2. Computer stations in Patient Rooms

Review of a Memo sent out on 6/28/13 to all nursing staff, provided to the surveyor by S2PI, revealed in part, Computer in patient room guidelines: In semiprivate rooms scanners and scanner cords are to be cleaned with individual disposable wipes after each medication administration episode. In all rooms, scanners and scanner cords are to be cleaned with disposable wipes if scanner becomes contaminated. At discharge the outside of the computer cabinet, the work space, keyboard, finger printing scanner, scanner and scanner cord are to be cleaned with a disposable wipe. Monitor and screen may be cleaned with a disposable wipe.
An observation was conducted on 3/07/16 from 10:30 a.m. to 11:30 a.m. of the following rooms' computer stations: Rooms a, b, c, d, e, and f . Lifting up of the computers' keyboards from the stations revealed numerous needle caps, vial caps, dust and papers.

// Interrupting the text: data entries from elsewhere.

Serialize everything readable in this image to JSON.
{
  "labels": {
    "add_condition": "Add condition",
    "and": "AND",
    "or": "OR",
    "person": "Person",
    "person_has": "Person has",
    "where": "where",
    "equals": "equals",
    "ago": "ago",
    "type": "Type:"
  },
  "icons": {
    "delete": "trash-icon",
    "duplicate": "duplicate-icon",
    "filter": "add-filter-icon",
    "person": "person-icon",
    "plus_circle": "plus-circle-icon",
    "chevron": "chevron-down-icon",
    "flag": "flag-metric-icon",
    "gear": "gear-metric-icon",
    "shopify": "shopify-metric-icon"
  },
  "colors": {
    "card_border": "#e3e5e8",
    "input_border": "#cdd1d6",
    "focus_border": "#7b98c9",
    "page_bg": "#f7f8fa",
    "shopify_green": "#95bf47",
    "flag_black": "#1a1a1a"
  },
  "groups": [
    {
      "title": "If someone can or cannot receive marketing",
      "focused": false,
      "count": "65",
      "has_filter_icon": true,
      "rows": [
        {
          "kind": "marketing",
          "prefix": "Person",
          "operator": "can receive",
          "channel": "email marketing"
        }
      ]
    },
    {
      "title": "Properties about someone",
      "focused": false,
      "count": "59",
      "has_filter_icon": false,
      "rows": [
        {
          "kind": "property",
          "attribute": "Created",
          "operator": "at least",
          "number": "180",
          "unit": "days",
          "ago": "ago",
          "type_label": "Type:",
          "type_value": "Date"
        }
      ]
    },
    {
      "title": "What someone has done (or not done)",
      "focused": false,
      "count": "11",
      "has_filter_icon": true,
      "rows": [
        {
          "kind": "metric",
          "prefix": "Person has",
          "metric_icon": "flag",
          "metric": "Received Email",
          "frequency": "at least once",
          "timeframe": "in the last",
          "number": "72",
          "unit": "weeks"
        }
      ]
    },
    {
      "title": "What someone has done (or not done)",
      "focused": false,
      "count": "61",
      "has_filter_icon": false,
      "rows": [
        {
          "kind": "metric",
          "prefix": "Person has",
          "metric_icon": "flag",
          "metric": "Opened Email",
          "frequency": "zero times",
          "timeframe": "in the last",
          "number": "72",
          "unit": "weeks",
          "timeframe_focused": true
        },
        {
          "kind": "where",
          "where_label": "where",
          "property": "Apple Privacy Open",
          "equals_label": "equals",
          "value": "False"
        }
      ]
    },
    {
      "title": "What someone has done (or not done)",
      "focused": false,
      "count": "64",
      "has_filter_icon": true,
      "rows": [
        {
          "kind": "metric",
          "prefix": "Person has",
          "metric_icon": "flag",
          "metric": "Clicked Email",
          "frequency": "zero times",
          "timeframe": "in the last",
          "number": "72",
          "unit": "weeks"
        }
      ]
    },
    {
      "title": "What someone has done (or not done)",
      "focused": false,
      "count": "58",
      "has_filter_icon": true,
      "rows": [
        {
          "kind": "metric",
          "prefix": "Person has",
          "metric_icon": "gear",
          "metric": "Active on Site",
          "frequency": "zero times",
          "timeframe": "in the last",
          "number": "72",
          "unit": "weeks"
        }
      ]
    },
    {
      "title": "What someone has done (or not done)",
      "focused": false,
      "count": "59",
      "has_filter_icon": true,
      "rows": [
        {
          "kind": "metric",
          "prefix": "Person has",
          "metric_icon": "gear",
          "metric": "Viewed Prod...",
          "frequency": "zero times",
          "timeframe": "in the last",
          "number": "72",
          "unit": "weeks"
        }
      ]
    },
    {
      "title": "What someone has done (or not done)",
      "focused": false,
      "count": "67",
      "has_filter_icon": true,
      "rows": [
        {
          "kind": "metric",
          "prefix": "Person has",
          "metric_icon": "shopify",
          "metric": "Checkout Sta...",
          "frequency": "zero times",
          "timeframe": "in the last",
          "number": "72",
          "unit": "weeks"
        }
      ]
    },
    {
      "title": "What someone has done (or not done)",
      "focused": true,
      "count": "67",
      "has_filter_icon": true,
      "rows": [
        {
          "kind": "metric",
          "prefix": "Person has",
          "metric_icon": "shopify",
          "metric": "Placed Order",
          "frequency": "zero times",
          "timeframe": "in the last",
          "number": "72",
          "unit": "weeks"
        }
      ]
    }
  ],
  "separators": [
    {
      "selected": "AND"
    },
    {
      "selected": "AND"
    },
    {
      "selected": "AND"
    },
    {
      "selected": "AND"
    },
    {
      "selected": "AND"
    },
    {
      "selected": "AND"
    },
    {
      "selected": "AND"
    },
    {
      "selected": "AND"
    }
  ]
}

An interview was conducted with S2PI on 3/7/16 at 11:00 a.m. S2PI verified the findings and reported it was nursings' responsibility to clean the computer stations. She further reported since the computer stations are locked housekeeping does not have access to the computer stations to clean them.


3. On 3/09/16 at 9: 45 a.m. a clipboard was observed propped up in the hallway, on the floor, next to a patient's room on the second floor.

An interview was conducted with S2PI on 3/9/16 at 11:45 a.m. She reported the clipboard belonged to S11PTA. He reported to S2PI he didn't want to bring the clipboard into the patient's room so he propped the clipboard on the floor in the hallway next to the patient's door. S2PI further reported it was not appropriate for the PTA to place the clipboard on the floor.